Ekzayez himself was a doctor in Aleppo, shuttling between the regime and opposition-held sides of the city until 2013. But it was too dangerous, and eventually he had to get out.
"It was so difficult, especially for medical staff, because they were accused from each side of helping people on the other side," he said.
If the war were to end tomorrow, "You'll have to rebuild the healthcare infrastructure, pretty much from scratch," said Brown.
Brown says that many of the doctors who fled have been denied the right to work, so they are becoming "deskilled."
It is, "really tragic, they had such a good healthcare system before. And such well-trained doctors, so many of whom have left or been killed."
The most immediate step, Brown says, will be to bring back those doctors who were practicing, "and get them back up to speed… and get those whose education was interrupted the training they need. A lot of them are in limbo. Many are practising in field hospitals, but this is not recognised."
Those who do return will arrive to a different Syria, one scarred by war, and with a whole host of new medical problems.
They will have to deal with health issues which are "outside of their purview," Brown says.
Around one million Syrians are living under siege, according to the latest information from Siege Watch, published this week. The opposition has demanded that these sieges be lifted before any serious talks can be held with the regime. But it is not as simple as just lifting the sieges, Brown stressed.
Malnourishment is not cured overnight, but can lead to long term health complications, including stunted growth in children, and weakened immune systems.
"If sieges were lifted tomorrow … I think we will see chronic illnesses among young people because of these compromised immune systems," Brown said.
Ekzayez is most concerned with the threat posed by contagious diseases, many of which are spreading rapidly, especially in areas with dense populations and poor sanitation, such as refugee and camps for internally displaced people.
Syria's once rigid vaccination program has also collapsed in opposition-held areas, and so all children born over the last five years have missed their routine immunization shots.
Polio re-emerged in Syria in late 2013, after having been eradicated over a decade previously. Mass vaccination campaigns have since been carried out by various actors, including Save the Children, but it remains a threat, Ekzayez said.
In five facilities which Save the Children supports in northwest Syria, some 200 to 300 new typhoid cases are reported each week. Whooping cough, measles, and hepatitis B are also dangers, and for all of these, vaccines are currently unavailable.
Of the many thousands of people held in regime prisons, while the psychological complications are perhaps more obvious, there will be physical side-effects also, Brown says, related to joint and muscle problems from restricted movement.
"And some percentage of the population will experience PTSD," she adds, which has both physical and psychological aspects.
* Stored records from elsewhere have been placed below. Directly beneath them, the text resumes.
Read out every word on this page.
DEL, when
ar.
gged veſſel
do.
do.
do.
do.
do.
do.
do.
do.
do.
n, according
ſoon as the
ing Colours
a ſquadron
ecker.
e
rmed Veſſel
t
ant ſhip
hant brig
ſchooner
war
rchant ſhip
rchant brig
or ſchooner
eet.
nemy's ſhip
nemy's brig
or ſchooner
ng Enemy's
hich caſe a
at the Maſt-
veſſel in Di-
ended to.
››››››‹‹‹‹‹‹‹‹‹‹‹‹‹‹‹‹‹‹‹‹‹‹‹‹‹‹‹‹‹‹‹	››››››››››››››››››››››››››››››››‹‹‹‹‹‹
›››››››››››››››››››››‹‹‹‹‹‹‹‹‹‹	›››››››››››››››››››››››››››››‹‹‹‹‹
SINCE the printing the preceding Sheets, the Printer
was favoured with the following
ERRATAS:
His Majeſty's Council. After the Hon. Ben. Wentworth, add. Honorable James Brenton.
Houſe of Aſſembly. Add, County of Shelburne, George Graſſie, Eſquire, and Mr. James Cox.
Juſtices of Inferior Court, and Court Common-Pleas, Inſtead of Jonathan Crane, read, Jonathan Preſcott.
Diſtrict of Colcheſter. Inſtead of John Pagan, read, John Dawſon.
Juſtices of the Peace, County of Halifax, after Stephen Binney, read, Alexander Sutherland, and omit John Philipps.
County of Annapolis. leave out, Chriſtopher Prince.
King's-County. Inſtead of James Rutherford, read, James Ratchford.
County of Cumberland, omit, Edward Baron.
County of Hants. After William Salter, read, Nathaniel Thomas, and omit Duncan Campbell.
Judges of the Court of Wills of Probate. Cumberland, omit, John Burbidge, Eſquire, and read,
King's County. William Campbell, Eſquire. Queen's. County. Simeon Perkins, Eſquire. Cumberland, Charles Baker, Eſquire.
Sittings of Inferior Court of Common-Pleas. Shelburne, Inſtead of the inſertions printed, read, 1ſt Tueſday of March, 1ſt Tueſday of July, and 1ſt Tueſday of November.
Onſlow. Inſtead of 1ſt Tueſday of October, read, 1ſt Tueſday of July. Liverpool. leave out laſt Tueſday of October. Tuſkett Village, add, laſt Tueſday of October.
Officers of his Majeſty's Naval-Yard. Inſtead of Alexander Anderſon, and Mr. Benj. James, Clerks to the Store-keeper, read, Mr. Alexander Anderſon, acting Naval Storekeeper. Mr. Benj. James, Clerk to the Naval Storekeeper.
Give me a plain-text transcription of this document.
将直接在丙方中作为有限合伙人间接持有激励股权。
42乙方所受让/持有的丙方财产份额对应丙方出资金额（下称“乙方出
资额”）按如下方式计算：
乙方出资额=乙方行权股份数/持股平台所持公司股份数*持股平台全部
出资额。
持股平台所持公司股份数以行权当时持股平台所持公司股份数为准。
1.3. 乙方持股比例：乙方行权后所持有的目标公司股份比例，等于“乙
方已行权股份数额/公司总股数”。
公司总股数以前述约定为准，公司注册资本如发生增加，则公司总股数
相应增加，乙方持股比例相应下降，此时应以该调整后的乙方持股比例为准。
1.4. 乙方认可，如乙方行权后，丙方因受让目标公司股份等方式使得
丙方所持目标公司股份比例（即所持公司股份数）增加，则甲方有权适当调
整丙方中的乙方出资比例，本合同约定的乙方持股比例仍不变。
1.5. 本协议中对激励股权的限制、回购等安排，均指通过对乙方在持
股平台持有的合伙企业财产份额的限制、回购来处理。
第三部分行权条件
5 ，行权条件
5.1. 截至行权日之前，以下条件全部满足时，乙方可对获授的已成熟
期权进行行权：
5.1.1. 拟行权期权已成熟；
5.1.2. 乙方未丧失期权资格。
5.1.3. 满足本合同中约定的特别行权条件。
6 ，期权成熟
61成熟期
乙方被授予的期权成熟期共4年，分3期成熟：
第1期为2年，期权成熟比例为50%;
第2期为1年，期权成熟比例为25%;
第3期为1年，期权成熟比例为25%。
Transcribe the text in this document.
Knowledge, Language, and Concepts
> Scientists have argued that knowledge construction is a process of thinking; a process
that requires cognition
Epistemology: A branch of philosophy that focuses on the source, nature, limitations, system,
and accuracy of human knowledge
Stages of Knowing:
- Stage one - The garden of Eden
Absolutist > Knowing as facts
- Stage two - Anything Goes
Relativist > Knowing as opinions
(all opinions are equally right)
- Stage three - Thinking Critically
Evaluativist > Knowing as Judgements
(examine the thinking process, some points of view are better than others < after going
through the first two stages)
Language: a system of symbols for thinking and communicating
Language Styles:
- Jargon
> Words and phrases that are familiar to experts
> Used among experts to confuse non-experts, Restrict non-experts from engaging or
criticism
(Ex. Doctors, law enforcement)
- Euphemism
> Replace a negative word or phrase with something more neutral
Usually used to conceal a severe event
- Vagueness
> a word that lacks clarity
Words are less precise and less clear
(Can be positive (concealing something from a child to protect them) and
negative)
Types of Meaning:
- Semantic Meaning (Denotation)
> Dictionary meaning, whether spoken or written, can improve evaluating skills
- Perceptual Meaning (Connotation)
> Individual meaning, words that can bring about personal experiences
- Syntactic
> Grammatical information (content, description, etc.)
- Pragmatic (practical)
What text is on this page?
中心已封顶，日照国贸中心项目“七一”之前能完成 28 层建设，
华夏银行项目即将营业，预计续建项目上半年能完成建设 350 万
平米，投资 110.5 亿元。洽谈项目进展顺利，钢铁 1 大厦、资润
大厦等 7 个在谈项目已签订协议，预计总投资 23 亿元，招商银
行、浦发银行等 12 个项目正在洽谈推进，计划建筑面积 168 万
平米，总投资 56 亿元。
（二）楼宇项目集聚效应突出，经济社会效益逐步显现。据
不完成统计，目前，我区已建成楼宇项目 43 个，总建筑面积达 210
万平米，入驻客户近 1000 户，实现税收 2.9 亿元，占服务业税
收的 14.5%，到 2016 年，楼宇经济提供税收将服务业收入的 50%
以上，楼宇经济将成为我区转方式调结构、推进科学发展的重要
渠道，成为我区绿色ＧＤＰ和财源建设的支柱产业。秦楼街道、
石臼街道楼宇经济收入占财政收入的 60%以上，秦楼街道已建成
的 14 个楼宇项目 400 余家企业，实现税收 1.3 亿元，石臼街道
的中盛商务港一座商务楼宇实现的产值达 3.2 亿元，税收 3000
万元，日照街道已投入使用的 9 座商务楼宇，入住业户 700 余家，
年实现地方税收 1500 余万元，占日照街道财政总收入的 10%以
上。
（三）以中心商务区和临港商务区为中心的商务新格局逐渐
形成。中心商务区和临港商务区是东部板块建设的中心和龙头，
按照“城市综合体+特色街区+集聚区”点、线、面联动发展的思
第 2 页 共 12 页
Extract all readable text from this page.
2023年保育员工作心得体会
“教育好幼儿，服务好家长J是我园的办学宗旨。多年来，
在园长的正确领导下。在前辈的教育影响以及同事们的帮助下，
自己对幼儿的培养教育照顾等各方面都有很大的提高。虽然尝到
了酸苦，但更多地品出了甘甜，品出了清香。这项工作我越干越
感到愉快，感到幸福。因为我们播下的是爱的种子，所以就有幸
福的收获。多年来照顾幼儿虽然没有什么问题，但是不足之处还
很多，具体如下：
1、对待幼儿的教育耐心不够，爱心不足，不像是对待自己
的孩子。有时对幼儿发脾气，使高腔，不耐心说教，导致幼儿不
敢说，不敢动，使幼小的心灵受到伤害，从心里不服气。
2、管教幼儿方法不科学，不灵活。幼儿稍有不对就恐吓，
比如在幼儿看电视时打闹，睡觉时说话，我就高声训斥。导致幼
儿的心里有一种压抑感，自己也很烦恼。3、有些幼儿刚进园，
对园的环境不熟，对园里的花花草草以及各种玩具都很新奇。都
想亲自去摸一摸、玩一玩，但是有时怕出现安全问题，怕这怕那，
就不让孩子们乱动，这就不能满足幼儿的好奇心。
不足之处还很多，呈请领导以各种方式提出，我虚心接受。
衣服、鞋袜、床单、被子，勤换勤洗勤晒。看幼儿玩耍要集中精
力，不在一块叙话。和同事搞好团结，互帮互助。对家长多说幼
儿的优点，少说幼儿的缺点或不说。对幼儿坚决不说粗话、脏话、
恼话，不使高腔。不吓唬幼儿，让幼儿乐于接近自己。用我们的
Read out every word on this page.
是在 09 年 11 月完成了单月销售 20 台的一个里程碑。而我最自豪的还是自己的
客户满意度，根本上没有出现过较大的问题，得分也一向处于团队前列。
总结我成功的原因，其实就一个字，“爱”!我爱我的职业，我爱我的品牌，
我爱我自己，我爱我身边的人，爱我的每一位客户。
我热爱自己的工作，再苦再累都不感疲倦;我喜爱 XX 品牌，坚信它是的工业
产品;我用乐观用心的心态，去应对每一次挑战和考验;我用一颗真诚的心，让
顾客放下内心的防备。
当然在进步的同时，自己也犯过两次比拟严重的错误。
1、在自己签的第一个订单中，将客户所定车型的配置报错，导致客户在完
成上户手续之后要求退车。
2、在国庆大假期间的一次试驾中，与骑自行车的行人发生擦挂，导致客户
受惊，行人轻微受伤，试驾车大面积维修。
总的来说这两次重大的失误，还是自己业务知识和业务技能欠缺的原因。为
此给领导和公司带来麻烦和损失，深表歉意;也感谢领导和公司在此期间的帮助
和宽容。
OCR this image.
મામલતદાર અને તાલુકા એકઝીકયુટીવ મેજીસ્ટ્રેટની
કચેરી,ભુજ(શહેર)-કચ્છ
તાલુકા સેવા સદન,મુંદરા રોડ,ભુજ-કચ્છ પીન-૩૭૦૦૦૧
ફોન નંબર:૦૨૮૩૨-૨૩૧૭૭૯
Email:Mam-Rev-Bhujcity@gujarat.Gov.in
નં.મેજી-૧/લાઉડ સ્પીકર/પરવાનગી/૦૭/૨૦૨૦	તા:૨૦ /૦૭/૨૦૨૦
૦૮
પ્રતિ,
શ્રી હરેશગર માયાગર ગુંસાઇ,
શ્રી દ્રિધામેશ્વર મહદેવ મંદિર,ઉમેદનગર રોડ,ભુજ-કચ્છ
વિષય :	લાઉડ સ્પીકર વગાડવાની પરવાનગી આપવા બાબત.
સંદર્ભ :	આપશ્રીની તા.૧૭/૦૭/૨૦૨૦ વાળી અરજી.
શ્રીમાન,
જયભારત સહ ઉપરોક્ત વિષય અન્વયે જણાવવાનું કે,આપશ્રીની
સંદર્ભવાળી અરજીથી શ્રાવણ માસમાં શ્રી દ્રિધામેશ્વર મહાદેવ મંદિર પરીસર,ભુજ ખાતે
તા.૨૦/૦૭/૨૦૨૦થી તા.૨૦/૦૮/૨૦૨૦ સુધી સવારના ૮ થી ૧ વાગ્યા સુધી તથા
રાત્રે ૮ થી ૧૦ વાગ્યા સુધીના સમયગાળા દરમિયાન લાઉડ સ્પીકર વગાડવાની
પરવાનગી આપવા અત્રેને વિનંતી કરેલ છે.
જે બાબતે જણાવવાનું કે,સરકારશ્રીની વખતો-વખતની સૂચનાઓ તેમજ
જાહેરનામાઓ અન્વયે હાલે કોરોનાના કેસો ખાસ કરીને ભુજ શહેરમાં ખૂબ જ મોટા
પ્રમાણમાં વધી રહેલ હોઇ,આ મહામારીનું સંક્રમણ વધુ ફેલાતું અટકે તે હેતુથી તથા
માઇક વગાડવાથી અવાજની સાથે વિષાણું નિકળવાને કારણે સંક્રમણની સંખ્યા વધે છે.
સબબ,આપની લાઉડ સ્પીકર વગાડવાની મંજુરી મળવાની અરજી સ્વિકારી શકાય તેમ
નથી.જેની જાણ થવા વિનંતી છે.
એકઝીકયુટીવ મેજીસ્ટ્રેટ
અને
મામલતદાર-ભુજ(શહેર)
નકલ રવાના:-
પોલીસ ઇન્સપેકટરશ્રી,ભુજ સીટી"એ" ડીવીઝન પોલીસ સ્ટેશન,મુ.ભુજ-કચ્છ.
Even before the war is over, the trauma of living through it, or fleeing and living in exile, can contribute to physical symptoms, said Sam Taylor at Medecins Sans Frontiere.
In an MSF clinic in Jordan, there is a three-month waiting list for chronic illnesses such as heart disease and hypertension.
"What civilians are exposed to inside Syria and the trauma of having to flee and being a refugee is causing diseases, such as heart disease and hypertension among patients who did not have it before," Taylor said, stressing the need for simultaneous mental health care.
"In order for our patients to heal… you have to have mental health care."